Announced jointly on 18 April 2025, the agreement underscores Mauritania’s ambition to broaden its economic base, diversify its funding mechanisms, and position itself as a competitive destination for foreign direct investment. According to the official communiqué issued by both institutions, the Casablanca Stock Exchange will provide comprehensive technical, operational, and strategic expertise in the formation and structuring of the new bourse.
The partnership is particularly significant given the current momentum in Mauritania’s resource-driven economy. Historically reliant on extractive industries—namely iron ore, gold, copper, and more recently, offshore natural gas—Mauritania is now seeking to develop a more robust and inclusive financial ecosystem that can attract long-term capital and enhance investor confidence.
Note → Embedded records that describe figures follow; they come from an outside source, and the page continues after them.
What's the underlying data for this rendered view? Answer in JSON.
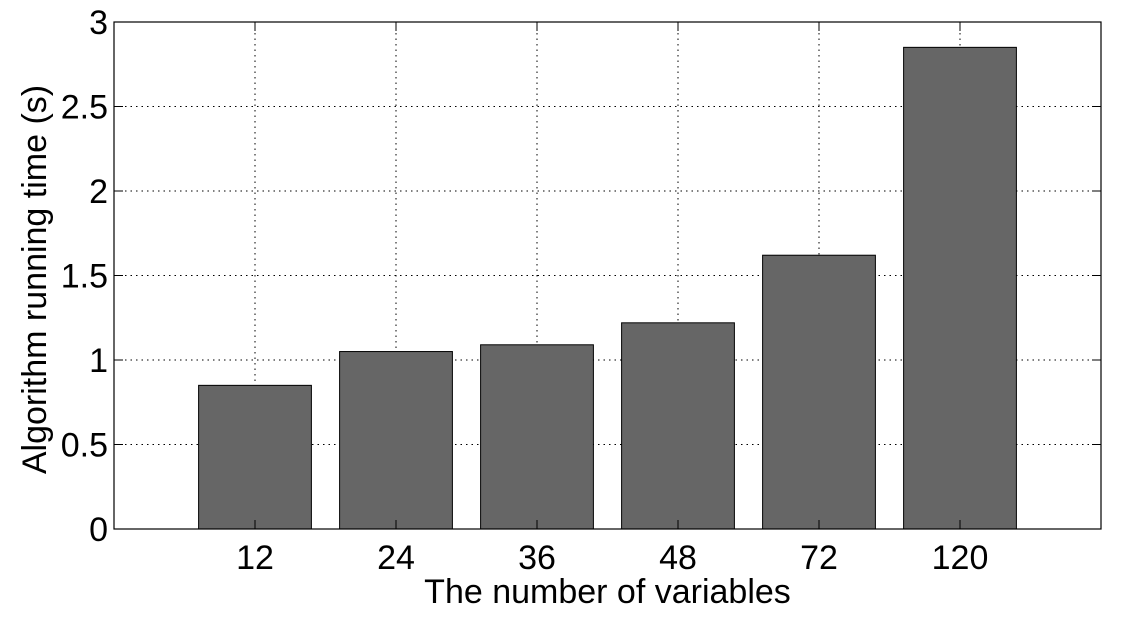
{
  "chart_data": {
    "type": "bar",
    "categories": [
      "12",
      "24",
      "36",
      "48",
      "72",
      "120"
    ],
    "values": [
      0.85,
      1.05,
      1.09,
      1.22,
      1.62,
      2.85
    ],
    "xlabel": "The number of variables",
    "ylabel": "Algorithm running time (s)",
    "ylim": [
      0,
      3
    ],
    "yticks": [
      "0",
      "0.5",
      "1",
      "1.5",
      "2",
      "2.5",
      "3"
    ],
    "grid": true,
    "bar_color": "#666666"
  }
}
The Casablanca Stock Exchange, currently the second-largest bourse on the African continent by market capitalisation, reached a valuation of 899 billion Moroccan dirhams (approximately USD 97 billion) as of 18 April 2025. Its experience in overseeing one of Africa’s most established financial markets positions it as an instrumental partner in guiding Mauritania through the complex process of establishing market infrastructure, regulatory frameworks, and investor engagement strategies.
The development is also consistent with Morocco’s broader economic diplomacy and regional investment strategy. Over recent years, Moroccan financial institutions and conglomerates—spanning sectors such as insurance, mining, telecommunications, fertilisers, and real estate—have been increasingly expanding their footprint across West Africa, reinforcing inter-regional economic ties and enabling knowledge transfer.
The prospective Nouakchott stock exchange is expected not only to enhance Mauritania’s integration into global capital markets but also to serve as a platform for domestic companies to access financing, improve corporate governance, and elevate transparency in business operations. The initiative aligns with international development frameworks which advocate for the strengthening of local financial systems as a catalyst for sustainable growth and resilience in developing economies.
The establishment of a functioning capital market in Mauritania will likely require coordinated regulatory reform, capacity building, and investor education—areas in which Morocco’s capital markets regulator and financial training institutions may also offer support. The collaboration illustrates the growing trend of South-South cooperation in Africa, whereby regional expertise is mobilised to bridge infrastructural and institutional gaps in emerging markets.
This partnership marks a pivotal step for Mauritania’s financial future and may signal further cross-border collaborations aimed at reinforcing the architecture of African capital markets. As global investors continue to search for untapped frontier markets, Nouakchott’s forthcoming bourse could serve as a symbol of economic transformation and strategic connectivity across the region.